16.Midilli Değirmeni : Çok hisseli vakıf malı değirmenlerden biriydi. Son sahibi Evliyaoğlu Mustafa’dır. Bugün yerinde yoktur.

17.Maarif Değirmeni : Şimdi yem fabrikası olarak hizmet veren bu işletmeyi geçmişte Ekmekçizade adında bir şahıs çalıştırıyordu. İlk defa Sanayi Mektebi’ne gelir olarak Konya Valisi Avlonyalı Ferid Paşa tarafından yaptırılmış sonra iki defa yanmıştır.

18.Yeni Değirmen : Kadı Yokuşunda Sultan Bağı’ndadır. Geçmişte Şeyh Sadrettin’in vakfıydı. Diğerlerinden farklı olarak bu değirmen üç çarklıydı. 24 saatte 10 kile un üğütürdü. Değirmenin yerinde bugün çocuk parkı vardır. İşletmesini Civelekler yapardı.

19.Karagöz Değirmeni : Son sahibi Kör Yusuf’tur. Vakıf malıydı. Sonradan Belediye tarafından yıktırılmıştır.

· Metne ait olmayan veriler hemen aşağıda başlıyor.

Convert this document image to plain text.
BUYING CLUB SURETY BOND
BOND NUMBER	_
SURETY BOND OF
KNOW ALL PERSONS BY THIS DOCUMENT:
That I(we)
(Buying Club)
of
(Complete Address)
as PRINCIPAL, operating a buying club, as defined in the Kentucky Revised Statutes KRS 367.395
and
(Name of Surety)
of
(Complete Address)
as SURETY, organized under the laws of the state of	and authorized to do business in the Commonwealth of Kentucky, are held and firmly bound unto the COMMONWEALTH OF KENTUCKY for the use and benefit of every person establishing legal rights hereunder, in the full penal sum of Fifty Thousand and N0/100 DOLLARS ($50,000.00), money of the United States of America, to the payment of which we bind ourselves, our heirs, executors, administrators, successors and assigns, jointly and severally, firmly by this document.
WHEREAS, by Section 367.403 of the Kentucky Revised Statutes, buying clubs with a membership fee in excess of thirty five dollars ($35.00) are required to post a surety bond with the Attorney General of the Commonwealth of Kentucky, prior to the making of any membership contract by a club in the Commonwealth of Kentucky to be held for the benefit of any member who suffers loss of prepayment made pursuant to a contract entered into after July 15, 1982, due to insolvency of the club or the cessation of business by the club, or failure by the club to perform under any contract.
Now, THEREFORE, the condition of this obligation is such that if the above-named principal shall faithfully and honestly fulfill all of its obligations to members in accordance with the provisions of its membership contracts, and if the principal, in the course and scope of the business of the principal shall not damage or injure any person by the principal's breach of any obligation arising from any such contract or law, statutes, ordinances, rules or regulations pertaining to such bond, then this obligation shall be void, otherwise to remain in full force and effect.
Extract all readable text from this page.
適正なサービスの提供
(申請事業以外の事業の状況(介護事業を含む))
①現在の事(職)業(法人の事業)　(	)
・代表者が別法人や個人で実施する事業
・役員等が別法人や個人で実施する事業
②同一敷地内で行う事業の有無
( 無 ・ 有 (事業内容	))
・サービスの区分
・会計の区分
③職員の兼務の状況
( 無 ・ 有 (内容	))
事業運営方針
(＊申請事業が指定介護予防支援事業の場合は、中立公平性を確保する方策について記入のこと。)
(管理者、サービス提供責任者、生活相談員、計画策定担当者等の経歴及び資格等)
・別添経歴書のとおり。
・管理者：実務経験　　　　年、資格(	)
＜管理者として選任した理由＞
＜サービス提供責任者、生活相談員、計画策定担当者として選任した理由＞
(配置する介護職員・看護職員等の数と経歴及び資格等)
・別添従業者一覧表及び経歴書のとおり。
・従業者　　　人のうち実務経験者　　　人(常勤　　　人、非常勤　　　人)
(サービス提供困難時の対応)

20.Meram Değirmeni : Hatiboğlu vakfıydı. Son sahipleri Zühtü-Necati Özdoğan’dır. Değirmen bugün yerinde yoktur. Burada çevre düzenlemesi yapılmıştır.

İ. Hakkı Konyalı’ya göre bu değirmenlerden birçoğu Selçuklular zamanından kalmıştır. Zamanla birçokları adlarını,sahiplerini,vakfiyelerini de değiştirmişlerdir. Ayrıca Konya’da hiç yel değirmeni de yoktur.

img_1510.jpg

-Mezarlıklarda baş taşı olarak kullanılan bölünmüş bir değirmen taşı. Bunlardan çok sayıda var.-

Geçmişte değirmencilik Dere’de çok önemli bir sektördür ve bu iş kolu Meram Çayı sayesinde pek çok kişi için bir emek ve hizmet kapısı olarak mazi olup gitmiştir.

kaynak Kişiler: Hasan Ulutürk ve Merhum Ahmet Demirhan.

Fotoğraflar 15 Mart 2007′de tarafımdan çekilmiştir.